F8, Chapter 27, Mountain Weather needs extensive updating
Jan 2, 2014 15:41:47 GMT -8
jimnelson likes this
Post by dougsanders on Jan 2, 2014 15:41:47 GMT -8
This Chapter is a good example of why The Mountaineers need to define FOTH audience. Refer to'Who is FOTH's audience?' freedom9bestpractice.freeforums.net/thread/72/who-foths-audience
If our concern is imparting practical knowledge to the NW climber then this Chapter is nearly worthless. It hasn't changed much since F2 (1967.)
It could be argued that no topic in FOTH would bring about a higher trip success rate than a basic understanding of forecasted NW weather. In addition to successful trips, this understanding would hugely improve safety and reduce SAR incidents.
For the most part this Chapter was not written for the NW climber.
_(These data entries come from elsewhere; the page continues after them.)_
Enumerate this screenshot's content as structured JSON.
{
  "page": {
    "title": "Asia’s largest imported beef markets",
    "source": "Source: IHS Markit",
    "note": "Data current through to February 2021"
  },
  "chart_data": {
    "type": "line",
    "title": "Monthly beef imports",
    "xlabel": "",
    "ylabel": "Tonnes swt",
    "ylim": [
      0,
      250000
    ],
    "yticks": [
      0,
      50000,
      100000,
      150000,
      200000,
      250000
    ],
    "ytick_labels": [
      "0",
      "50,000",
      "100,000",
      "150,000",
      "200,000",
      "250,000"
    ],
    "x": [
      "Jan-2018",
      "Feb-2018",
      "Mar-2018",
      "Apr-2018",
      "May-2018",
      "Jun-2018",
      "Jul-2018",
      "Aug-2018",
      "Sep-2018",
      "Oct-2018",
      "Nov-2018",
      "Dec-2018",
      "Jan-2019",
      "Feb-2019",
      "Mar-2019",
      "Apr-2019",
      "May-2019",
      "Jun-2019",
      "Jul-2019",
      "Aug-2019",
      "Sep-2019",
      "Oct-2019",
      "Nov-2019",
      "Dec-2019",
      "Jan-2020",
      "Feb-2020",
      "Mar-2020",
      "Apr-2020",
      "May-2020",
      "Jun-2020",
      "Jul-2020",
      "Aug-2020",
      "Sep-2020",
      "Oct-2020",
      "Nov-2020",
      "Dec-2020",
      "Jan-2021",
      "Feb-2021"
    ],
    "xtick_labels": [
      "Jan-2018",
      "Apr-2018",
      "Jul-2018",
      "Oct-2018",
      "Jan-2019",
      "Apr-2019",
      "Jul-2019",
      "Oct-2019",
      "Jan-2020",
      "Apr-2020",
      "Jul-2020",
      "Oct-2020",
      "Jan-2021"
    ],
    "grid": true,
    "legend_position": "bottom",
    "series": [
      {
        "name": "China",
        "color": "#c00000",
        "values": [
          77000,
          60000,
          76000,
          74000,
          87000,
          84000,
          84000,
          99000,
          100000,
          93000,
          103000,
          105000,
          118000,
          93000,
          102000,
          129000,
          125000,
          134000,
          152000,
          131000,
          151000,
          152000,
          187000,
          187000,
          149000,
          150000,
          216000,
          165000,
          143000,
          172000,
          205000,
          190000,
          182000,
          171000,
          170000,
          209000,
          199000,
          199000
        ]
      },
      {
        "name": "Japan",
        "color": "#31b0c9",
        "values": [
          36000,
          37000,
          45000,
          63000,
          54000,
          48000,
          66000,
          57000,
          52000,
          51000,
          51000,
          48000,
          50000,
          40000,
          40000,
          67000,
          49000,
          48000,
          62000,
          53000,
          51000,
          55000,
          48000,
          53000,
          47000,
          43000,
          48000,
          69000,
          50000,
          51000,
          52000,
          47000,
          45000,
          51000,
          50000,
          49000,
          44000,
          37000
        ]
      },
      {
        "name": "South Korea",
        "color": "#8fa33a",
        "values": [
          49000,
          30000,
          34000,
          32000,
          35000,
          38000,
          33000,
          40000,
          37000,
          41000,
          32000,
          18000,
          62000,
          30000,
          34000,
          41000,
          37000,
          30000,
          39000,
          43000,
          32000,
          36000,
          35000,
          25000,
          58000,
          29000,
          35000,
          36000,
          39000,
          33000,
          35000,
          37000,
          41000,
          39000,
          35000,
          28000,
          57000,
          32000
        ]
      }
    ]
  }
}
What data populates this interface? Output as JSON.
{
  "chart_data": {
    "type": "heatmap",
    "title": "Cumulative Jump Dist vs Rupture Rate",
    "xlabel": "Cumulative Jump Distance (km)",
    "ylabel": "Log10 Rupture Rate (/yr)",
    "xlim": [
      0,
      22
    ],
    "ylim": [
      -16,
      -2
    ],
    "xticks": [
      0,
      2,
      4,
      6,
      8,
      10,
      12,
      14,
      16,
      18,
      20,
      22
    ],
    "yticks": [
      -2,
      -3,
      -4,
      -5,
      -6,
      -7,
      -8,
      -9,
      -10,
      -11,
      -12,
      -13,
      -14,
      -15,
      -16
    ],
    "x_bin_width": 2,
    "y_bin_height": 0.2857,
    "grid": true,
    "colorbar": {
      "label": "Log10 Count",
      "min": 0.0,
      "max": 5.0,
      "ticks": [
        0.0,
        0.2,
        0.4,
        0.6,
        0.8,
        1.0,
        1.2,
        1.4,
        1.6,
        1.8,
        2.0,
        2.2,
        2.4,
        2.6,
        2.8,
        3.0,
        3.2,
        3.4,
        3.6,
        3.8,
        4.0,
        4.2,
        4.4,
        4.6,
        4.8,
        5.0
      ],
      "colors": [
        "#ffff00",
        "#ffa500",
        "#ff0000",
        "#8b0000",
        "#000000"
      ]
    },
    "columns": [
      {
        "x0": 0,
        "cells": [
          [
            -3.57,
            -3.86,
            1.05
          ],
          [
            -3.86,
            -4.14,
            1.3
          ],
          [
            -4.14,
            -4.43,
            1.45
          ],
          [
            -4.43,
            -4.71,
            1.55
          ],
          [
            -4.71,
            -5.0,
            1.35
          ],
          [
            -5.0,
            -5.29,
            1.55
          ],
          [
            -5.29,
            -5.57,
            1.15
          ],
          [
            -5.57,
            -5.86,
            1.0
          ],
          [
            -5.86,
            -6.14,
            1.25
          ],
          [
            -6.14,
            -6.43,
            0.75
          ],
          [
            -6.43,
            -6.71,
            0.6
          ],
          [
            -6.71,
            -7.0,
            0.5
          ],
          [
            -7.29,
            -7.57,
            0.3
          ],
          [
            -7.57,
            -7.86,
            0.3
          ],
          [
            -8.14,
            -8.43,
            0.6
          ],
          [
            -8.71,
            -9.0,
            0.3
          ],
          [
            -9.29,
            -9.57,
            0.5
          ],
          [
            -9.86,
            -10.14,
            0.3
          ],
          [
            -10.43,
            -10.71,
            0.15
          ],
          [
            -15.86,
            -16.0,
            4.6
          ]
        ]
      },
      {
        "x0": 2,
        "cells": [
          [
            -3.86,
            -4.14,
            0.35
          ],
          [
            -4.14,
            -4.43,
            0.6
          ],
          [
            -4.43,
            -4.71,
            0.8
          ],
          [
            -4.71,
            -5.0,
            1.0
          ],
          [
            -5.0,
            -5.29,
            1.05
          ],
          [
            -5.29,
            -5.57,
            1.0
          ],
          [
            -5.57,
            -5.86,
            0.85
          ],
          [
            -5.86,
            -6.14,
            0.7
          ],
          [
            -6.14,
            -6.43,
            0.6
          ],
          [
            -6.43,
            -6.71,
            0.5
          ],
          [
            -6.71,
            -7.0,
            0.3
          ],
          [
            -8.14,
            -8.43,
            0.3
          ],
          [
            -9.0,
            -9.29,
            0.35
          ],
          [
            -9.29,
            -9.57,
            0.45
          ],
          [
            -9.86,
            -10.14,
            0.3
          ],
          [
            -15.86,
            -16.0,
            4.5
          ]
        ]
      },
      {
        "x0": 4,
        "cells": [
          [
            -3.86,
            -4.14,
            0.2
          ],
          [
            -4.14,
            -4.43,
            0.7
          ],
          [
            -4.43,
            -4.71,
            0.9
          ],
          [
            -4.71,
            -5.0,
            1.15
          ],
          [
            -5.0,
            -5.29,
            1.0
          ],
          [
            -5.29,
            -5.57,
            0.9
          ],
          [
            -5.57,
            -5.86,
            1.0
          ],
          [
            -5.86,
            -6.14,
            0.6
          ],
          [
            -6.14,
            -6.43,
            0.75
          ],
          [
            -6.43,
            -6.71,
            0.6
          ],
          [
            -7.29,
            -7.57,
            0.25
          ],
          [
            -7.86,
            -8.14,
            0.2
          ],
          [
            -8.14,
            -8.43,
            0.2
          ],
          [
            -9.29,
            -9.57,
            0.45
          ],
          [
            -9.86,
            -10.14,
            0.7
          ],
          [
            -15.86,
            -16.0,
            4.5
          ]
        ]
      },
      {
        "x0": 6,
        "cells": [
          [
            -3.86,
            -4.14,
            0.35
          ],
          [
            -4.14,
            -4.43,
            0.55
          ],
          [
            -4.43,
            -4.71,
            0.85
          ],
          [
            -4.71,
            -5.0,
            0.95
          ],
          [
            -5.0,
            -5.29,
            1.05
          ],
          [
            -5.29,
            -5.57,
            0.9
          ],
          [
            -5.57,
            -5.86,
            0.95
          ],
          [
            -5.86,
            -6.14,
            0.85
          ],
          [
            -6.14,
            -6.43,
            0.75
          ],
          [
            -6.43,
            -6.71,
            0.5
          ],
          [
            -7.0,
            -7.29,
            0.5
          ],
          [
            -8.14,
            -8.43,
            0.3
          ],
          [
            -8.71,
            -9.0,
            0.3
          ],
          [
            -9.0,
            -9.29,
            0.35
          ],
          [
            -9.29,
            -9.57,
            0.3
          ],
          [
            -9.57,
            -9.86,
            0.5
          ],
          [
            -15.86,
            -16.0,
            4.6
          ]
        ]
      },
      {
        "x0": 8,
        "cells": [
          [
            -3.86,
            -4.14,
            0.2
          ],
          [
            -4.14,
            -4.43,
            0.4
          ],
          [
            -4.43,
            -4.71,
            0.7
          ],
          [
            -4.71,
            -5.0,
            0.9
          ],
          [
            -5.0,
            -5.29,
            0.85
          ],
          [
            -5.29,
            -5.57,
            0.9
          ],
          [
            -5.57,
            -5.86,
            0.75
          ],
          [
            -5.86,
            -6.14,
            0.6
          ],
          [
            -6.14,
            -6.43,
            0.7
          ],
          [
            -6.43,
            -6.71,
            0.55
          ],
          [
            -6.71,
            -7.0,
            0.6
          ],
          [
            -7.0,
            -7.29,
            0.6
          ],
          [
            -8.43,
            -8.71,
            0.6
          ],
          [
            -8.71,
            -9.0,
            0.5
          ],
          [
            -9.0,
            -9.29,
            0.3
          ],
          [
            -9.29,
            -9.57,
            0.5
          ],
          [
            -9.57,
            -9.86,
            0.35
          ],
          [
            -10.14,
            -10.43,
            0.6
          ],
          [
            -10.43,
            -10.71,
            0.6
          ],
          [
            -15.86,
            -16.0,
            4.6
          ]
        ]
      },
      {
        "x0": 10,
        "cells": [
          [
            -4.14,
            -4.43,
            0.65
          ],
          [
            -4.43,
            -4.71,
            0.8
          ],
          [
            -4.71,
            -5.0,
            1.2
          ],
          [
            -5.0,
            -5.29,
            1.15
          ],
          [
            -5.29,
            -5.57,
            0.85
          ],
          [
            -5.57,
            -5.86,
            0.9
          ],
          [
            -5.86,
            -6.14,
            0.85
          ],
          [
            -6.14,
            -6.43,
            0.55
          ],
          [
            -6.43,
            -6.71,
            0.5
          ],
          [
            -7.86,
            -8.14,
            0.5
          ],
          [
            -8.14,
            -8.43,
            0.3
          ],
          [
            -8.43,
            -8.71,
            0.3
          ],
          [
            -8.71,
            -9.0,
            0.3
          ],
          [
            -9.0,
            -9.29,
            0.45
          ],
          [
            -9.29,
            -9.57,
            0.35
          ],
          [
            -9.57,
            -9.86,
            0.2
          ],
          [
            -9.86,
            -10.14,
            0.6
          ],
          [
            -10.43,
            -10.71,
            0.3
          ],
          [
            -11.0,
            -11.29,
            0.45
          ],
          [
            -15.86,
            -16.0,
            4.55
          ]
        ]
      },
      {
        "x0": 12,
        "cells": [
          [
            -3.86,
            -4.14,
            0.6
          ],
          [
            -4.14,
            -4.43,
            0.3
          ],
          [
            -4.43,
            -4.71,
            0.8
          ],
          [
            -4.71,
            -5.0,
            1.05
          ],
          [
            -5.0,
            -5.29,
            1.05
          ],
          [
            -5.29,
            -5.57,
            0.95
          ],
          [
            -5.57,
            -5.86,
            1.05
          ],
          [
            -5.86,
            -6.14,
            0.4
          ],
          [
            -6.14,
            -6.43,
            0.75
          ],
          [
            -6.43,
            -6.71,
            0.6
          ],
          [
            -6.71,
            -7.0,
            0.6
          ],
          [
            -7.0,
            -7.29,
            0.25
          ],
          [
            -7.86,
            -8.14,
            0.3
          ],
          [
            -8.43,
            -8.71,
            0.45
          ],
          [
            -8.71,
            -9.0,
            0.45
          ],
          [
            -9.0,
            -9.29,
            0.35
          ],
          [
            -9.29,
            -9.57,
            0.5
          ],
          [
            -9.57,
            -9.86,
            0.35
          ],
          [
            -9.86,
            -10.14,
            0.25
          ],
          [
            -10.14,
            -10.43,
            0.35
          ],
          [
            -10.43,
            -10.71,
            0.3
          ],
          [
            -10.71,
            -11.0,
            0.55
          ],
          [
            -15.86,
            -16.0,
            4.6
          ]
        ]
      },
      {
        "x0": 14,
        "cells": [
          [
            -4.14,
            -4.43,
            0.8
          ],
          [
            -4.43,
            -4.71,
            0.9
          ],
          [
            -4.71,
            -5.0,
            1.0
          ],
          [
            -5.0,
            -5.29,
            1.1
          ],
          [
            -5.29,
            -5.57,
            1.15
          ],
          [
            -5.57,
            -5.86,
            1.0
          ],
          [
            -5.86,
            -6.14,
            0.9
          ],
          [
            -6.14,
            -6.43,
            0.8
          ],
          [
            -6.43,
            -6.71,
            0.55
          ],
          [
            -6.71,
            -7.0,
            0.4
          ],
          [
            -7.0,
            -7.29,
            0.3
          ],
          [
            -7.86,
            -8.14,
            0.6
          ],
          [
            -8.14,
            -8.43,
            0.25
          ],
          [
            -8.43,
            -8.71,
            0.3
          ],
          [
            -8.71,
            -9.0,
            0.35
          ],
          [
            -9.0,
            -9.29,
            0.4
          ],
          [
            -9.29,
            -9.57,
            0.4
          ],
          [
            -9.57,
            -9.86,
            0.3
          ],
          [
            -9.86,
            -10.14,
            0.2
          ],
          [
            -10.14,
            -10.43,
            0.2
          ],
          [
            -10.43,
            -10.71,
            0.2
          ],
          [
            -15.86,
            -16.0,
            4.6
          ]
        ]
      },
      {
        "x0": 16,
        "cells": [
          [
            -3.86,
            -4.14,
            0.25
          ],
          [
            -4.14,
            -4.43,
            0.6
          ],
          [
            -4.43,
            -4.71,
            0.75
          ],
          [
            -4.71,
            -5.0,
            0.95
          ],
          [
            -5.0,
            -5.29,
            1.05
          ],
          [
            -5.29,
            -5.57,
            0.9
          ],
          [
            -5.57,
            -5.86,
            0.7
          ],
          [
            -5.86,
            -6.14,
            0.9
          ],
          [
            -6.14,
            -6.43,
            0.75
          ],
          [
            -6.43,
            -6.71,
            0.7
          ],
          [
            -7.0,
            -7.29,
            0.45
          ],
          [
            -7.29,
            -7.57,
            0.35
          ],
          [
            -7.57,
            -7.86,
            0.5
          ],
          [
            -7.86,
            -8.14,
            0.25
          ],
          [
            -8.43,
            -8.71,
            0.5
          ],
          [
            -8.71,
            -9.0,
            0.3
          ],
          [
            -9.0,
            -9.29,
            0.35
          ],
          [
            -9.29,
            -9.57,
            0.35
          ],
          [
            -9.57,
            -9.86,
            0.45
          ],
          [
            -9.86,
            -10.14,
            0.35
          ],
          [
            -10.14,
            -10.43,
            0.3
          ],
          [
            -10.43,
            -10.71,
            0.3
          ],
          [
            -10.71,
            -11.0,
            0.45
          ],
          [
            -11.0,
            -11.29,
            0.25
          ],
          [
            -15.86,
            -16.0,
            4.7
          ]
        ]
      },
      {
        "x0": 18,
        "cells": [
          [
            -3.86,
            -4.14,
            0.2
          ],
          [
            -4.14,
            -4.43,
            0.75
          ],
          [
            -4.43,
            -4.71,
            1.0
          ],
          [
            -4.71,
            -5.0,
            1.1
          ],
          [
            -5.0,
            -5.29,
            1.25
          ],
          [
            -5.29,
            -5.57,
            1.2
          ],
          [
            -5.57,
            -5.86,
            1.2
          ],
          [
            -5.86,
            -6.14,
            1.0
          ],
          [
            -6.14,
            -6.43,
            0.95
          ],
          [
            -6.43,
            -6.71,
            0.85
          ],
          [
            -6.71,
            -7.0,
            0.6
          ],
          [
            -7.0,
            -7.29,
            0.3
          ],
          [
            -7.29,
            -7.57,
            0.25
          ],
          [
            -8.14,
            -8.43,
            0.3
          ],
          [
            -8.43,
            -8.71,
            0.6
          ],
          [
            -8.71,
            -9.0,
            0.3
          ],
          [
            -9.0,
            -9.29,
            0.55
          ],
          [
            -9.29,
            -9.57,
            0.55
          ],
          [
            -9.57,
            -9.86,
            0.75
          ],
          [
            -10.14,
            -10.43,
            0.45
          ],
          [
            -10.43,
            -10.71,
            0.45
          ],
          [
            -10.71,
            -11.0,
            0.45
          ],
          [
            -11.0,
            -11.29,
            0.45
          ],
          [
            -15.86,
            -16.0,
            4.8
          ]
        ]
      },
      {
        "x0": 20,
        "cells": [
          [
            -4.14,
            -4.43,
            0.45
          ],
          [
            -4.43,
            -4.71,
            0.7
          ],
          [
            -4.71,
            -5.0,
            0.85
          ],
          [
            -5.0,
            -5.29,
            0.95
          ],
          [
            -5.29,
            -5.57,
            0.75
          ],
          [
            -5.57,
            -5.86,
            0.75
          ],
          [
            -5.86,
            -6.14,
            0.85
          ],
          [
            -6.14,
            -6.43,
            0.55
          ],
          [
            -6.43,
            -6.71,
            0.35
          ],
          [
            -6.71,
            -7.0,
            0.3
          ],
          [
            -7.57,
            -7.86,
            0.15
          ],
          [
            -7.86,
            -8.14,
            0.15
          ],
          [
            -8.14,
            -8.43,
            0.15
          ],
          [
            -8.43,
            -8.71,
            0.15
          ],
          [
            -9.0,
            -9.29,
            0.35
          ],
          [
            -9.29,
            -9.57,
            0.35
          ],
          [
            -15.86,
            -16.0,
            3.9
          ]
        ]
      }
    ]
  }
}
As a result it is neither a practical teaching tool or a useful reference.
The Chapter is 11 pages long.
2 pages on global weather,
2 page on thunderstorms and wind phenomena,
2 pages on cloud types,
1 page on using cloud, winds, and pressure to field forecast,
1/4 page on planning
2-3 sentences on decision making.
Contrast this with the longer, much more detailed, Chapter 16 discussion on avalanches.
Suggested adds:
*Basic understanding of forecasting process. “Around the world, weather balloons are launched simultaneously 2x/day, sending data to earth, supercomputers crunch and thus begins the next forecast cycle....”
*A general understanding of the US, Canadian and EU forecast models as they relate to the NW. This includes short term and extended forecasts as well as accuracy, precision, confidence, limitations and weaknesses.
*Time of day model outputs are available, especially the last one available to the climbing party.
*The NWS meteorologist's 'Forecast Discussion.'
*Tools for possibly accessing current forecasts from the field such as the NWS Weather Radio, applications, texts and websites.
*Discussion on trip calendaring versus weather reality. (In many places of the world one can calendar a weekend trip and have a pretty good probability of cooperating weather; less so in the NW where we should be planning for the weather as well as for the climb. For example, I tend to plan 2-3 trips for a specific weekend. The trips are located far enough apart that, in the event of an unfavorable forecast for the primary trip, there is a high probability one of the others will have an acceptable forecast.)
*Knowledge of the Climate Prediction Center 6-10 & 8-14 day probability forecasts.
The Chapter needs cross-reference and integration with other chapters which discuss weather such as Chapter 16, Snow Travel and Climbing, and Chapter 26, The Cycle of Snow to name a couple.
If our concern is imparting practical knowledge to the NW climber then this Chapter is nearly worthless. It hasn't changed much since F2 (1967.)
It could be argued that no topic in FOTH would bring about a higher trip success rate than a basic understanding of forecasted NW weather. In addition to successful trips, this understanding would hugely improve safety and reduce SAR incidents.
For the most part this Chapter was not written for the NW climber. As a result it is neither a practical teaching tool or a useful reference.
The Chapter is 11 pages long.
2 pages on global weather,
2 page on thunderstorms and wind phenomena,
2 pages on cloud types,
1 page on using cloud, winds, and pressure to field forecast,
1/4 page on planning
2-3 sentences on decision making.
Contrast this with the longer, much more detailed, Chapter 16 discussion on avalanches.
Suggested adds:
*Basic understanding of forecasting process. “Around the world, weather balloons are launched simultaneously 2x/day, sending data to earth, supercomputers crunch and thus begins the next forecast cycle....”
*A general understanding of the US, Canadian and EU forecast models as they relate to the NW. This includes short term and extended forecasts as well as accuracy, precision, confidence, limitations and weaknesses.
*Time of day model outputs are available, especially the last one available to the climbing party.
*The NWS meteorologist's 'Forecast Discussion.'
*Tools for possibly accessing current forecasts from the field such as the NWS Weather Radio, applications, texts and websites.
*Discussion on trip calendaring versus weather reality. (In many places of the world one can calendar a weekend trip and have a pretty good probability of cooperating weather; less so in the NW where we should be planning for the weather as well as for the climb. For example, I tend to plan 2-3 trips for a specific weekend. The trips are located far enough apart that, in the event of an unfavorable forecast for the primary trip, there is a high probability one of the others will have an acceptable forecast.)
*Knowledge of the Climate Prediction Center 6-10 & 8-14 day probability forecasts.
The Chapter needs cross-reference and integration with other chapters which discuss weather such as Chapter 16, Snow Travel and Climbing, and Chapter 26, The Cycle of Snow to name a couple.